Cass’s expression of wonder at the village quickly warped into that of anger.
“Wha-?”
“No,” interrupted Plisken, “Don’t speak. Did you know those people? People, not monsters. Did you know that most of them had no choice in what they did? Did you know that they had children, Cass? Children like the Rodents, the Huzzards, the Cyborgs, like Max. Did you know they had a plan to take power of the planet from their leaders and abandon their projects? Those soldiers that killed Joshua, do you know what they were? They were soldiers, Cass. Do you know what they were doing? Their job. They didn’t deserve to die like that, Cass. I watched as you drove them mad. I watched as their tortured minds began to collapse under the strain of the horror they were subjected to. I watched as you -” Plisken broke off, tossing the umbrella towards his unfinished house, the handles catching on the door knob. He paced around, the rain cascading down onto his hat and dripping at the brim. He sighed and gathered himself.
“Listen, Cass,” Plisken said, entering his work shed and opening a footlocker, “I don’t expect to forgive you for what you did. Those Monee Frogks, the ones that were innocent, could have lived on the Dwarf. They didn’t deserve to die like that.”
Plisken fished around in the footlocker for something and quickly found it. “Here,” he said, handing Cass a holster, “I need you to take this.”
Cass stared at the object held out for her taking, the rain running down its leather skin. Cass slowly wrapped her fingers around it and took it from Plisken. She inspected what was contained inside the holster and to her shock, it was something that she could not possibly take.
“Plisken, this is your gun,” she said in disbelief, drawing out the LeMat revolver and watching the rain trickle down its gleaming metal surface.
“I need you to find me.
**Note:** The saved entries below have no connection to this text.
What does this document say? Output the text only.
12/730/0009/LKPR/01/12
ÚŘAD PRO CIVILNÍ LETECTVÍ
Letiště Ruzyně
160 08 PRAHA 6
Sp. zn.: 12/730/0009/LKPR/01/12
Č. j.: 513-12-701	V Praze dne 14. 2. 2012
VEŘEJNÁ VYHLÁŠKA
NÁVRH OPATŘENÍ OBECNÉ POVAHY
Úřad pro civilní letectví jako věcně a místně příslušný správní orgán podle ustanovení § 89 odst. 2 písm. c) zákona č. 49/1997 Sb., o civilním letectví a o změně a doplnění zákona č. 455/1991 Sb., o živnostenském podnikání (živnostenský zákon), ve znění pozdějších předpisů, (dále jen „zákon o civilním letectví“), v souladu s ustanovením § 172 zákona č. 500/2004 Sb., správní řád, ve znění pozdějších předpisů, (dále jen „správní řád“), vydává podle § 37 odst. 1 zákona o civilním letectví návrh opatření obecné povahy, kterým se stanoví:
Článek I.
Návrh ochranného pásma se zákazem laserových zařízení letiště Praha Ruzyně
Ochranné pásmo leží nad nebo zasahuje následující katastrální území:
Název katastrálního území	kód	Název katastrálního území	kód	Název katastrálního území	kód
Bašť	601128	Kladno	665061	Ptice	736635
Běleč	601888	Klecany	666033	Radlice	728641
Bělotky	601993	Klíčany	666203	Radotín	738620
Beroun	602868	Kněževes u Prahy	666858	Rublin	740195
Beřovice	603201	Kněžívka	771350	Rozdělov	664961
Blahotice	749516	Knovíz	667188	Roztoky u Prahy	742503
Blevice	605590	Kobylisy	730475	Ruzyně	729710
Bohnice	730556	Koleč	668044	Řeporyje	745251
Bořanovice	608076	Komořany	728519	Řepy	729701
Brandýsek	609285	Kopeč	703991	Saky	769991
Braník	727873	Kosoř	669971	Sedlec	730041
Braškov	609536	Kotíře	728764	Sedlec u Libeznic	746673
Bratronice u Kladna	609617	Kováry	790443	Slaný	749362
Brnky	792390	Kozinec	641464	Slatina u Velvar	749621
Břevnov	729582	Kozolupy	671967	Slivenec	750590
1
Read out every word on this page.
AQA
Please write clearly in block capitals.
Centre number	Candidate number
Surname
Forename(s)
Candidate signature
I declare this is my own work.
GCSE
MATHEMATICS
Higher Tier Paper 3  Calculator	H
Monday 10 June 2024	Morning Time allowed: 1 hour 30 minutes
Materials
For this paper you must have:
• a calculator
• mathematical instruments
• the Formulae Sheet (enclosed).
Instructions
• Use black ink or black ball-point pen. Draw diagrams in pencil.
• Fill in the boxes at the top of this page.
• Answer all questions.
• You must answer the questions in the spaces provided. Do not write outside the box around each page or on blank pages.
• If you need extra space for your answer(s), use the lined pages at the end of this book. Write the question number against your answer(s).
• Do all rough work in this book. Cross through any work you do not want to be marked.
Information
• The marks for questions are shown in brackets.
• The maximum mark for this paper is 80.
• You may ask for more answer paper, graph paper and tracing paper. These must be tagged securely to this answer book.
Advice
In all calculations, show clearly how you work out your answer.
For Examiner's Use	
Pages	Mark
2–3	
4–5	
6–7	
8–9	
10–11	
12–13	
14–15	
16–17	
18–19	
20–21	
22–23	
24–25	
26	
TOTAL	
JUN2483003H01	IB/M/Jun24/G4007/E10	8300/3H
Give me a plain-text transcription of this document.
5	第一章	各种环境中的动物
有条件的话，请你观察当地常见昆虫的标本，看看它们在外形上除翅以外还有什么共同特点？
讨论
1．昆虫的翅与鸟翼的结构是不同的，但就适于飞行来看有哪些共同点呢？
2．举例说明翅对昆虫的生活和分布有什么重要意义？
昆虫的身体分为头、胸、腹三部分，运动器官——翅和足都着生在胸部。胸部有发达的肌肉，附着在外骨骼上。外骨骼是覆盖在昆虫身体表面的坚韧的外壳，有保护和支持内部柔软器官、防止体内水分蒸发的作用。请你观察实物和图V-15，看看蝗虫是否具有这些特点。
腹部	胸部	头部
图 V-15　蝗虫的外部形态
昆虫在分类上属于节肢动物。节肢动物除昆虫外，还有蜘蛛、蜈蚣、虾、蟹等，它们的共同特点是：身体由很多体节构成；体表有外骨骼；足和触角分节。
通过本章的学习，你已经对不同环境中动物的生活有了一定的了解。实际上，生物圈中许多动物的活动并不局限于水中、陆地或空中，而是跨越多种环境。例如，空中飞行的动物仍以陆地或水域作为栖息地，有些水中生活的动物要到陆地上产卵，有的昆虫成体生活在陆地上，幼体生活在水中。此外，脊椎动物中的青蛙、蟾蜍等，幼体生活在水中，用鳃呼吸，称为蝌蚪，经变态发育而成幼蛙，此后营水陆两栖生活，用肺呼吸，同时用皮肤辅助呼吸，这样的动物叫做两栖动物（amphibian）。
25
I don’t like to ask that you put the crew in danger but this is more important than anything we have done while rolling about in deep space.”
“I don’t understand…”
“I’m not real, Cass,” Plisken explained, “And I haven’t been for a very long time. I’m nothing more than plastic. Plastic with a connection to my mind that is far away from where I am. I woke up in Old Vegas as a plastic doll that has fooled everyone.”
“You aren’t real?”
“Yes, and I need you to find the real me. I’m stuck some where, I don’t know where. But I need you to find me.”
“How?”
“You’ll find a way,” said Plisken. But as he finished speaking, his hand raced to clutch his chest, a strained look across his face. “Hell, it has started sooner than I thought. Must have started too soon. I’m shutting this body down, that way I’ll wake up as the real me where I am. Tell everyone that I’m… that I’m sorry.”
Plisken collapsed into a pool of white liquid, his skin and bones melting and dropping from his body. His clothes piled around the molten plastic and his metal arm clattered to the ground. He hat gently floated in the wind, threatening to be carried away in the breeze that had kicked up, the simulated weather starting again.
Cass was left alone on top of the small hill, her hands wrapped around Plisken’s pistol and the rain soaking her hair.